To come up with a solution of recieving responses, we must look into what states a 'run' can be in.

Runs

As soon as the create run function is complete, the run is queued and then put into the in_progress state. Then, the assistant produces the output and once it is done, the run moves into the complete state (or some other state but we don't care about those edge cases for now).

To process these runs, poll the assistant for responses, and provide the responses to the frontend will require some careful orchestration.

The first part of the process was creating a ThreadPolling class that wrapped up all thread polling logic and then had a callback for when a response was received. This class looked something like this.

class ThreadPoller {
    private queue: ThreadObject[] = [];
    private batchSize = 50;
    private TIMEOUT_MS = 1000;

    constructor(batchSize?: number, timeout_ms?: number) {
        this.batchSize = batchSize;
        this.TIMEOUT_MS = timeout_ms;
    }

    public queueItem(run: ThreadObject) {
        this.queue.push(run);
    }

    public process() {
        const toProcess = this.queue.splice(0, Math.max(batchSize, this.queue.length))
        toProcess.forEach(async (item) => {
            const response = openai.beta.threads.runs.retrieve(item.thread_id, item.run_id);

            if (response.status == 'complete') {
                runCallback(); 
            } else {
                this.queueItem(item);
            }
        })

        setTimeout(this.process(this.batchSize), this.TIMEOUT_MS);
    }
}

Now, we have a reliable method for polling Assistant responses. How do we propagate this to the end user? If you've been paying attention, you'll remember these microservices exposed data through a GraphQL API. To propagate an update like this, we'll have to extend that API to include a WebSocket. This will allow us to support a publisher subscribe model, where the Next.js application can subscribe to updates published by our conversations service.
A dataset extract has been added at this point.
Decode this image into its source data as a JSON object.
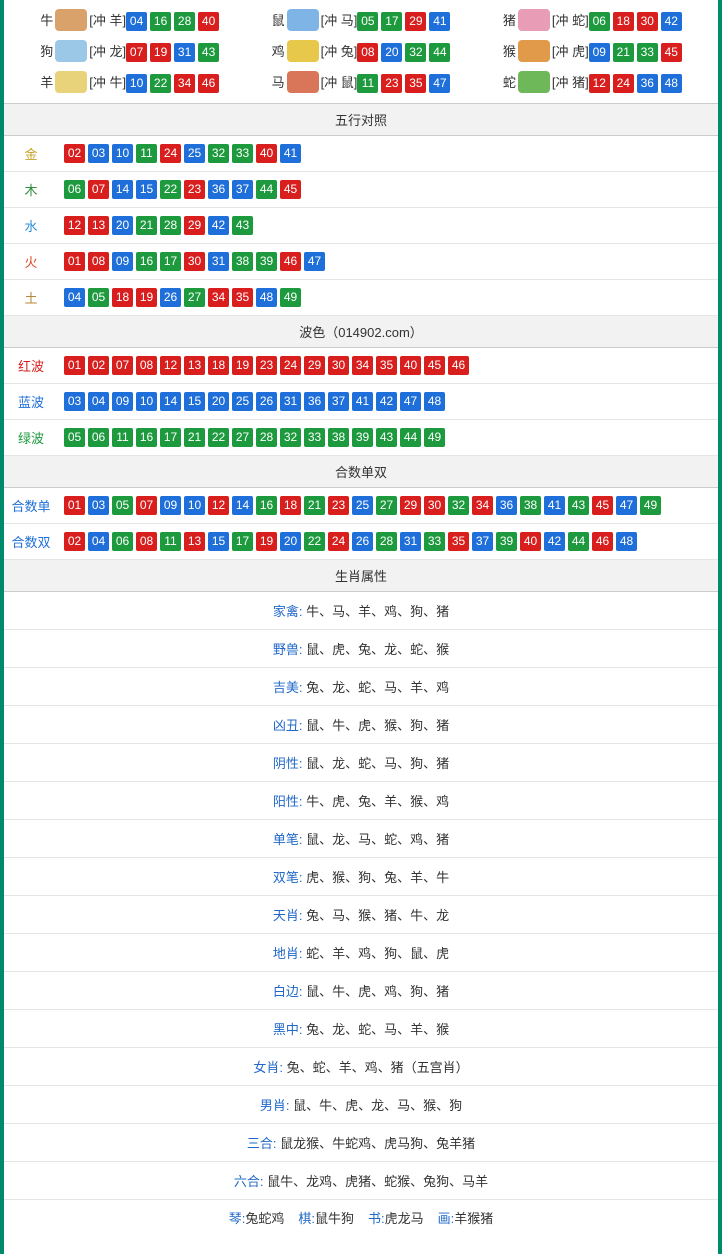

Using the graphql-subscriptions library, we can execute something like this within the runCallback function above:

const pubsub = new PubSub();
...
if (response.status == 'complete') {
    pubsub.publish('RESPONSE_RECEIVED', {
        response: {
            threadId: item.threadId,
            runId: item.runId,
            content: response.content
        }
    })
} else { ... }
...

The upper level GraphQL resolver will have to simply listen for this action, and then this will publish the response to all client-side subscribers.

const resolvers = {
  Subscription: {
    postCreated: {
      subscribe: () => pubsub.asyncIterator(['RESPONSE_RECEIVED']),
    },
  },
  // ...other resolvers...
};

This resolver can be updated to filter out only those responses that a specific client is intersted in (i.e. the responses for a specific thread).

Now, with this, we have described how to build a full-fledged microservices based application that can handle conversations with LLMs. Or, you could just use the Vercel AI SDK and call it day :).